Organized by the Institute of Advanced Studies in Humanities and Social Sciences and co-hosted by the Faculty of Arts and Humanities, the “Philosophy Forum Distinguished Scholars Series” was successfully held from October 31st to November 1st, 2023. This event gathered influential philosophers and experts around the world to share their academic knowledge and perspectives. Additionally, professors from different disciplines, both within and outside the university, were involved as moderators and panelists, promoting interdisciplinary cooperation. These discussions sparked profound contemplation of scientific principles and the human perspective on the world.
The inaugural lecture, “Where Did Red Go?” presented by Professor Jiaying Chen, commenced with an exploration of the absence of the color red as a point of departure, gradually unraveling the evolution of the connection between science and the human worldview. Professor Chen first referenced Galileo’s theory, which categorized the properties of objects into primary and secondary qualities. He then delved into the physiological mechanisms behind color perception and pondered the essence of color existence. Conclusively, Professor Chen emphasized the importance of studying the objective properties of existing entities, asserting its pivotal role in advancing scientific progress.

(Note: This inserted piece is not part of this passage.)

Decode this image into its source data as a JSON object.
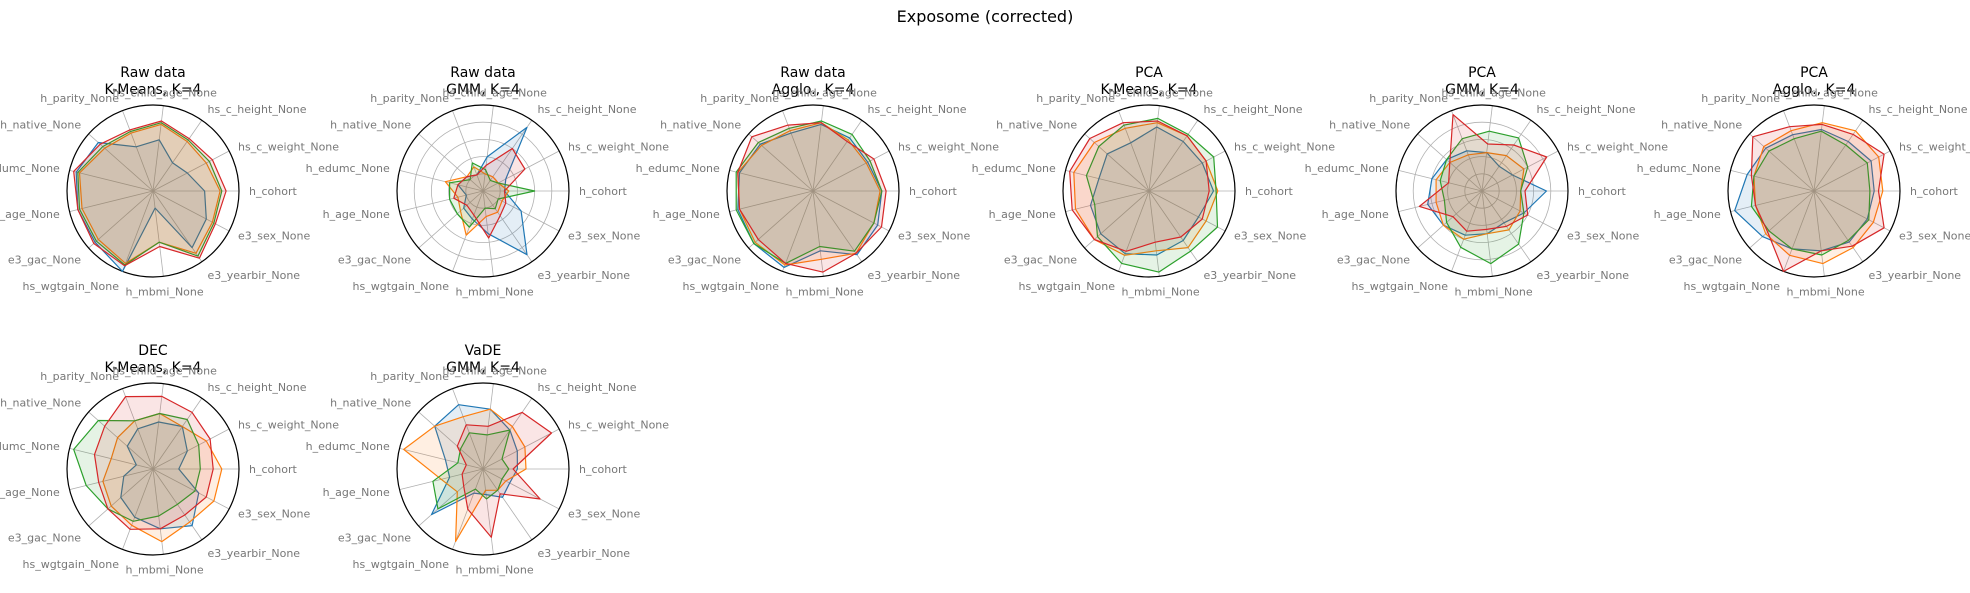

The second lecture, titled “Silence and Black-and-White” and delivered by Professor Zhouxing Sun. The lecture discussed four key aspects: the fusion of sound and color in the world, fundamental issues at the intersection of sound and color, sound-color nihilism, and an examination of hearing silence and observing darkness. This involved analyzing how metaphysical contemplation in ancient times was understood and how it has been treated in modern European scientific contexts. This includes examining whether it has been reduced to purely physical explanations or simplified in any way. Professor Sun extensively examined the connection between sound and color, introducing a distinctive theory on the presence of sound-color and providing a new point of view to comprehend this domain.
The third lecture, presented by Professor Yuk Hui under the title “Machine and Nothingness,” delved into the complexities of machine thinking. Professor Hui shared his experiences of using artificial intelligence software, such as ChatGPT, to explore philosophical questions. This discussion prompted reflections on how humans perceive machine thinking, human existence, and the concept of “nothingness” in relation to machines.
This event, which took place both on-site and through live-streaming, not only presented the profound ideas of esteemed philosophers but also sparked a renewed contemplation of the philosophical foundations behind events and a reassessment of the connection between humanity and the world. With the participation of over 600 scholars and students from both local and international backgrounds, the event sparked lively and passionate discussions.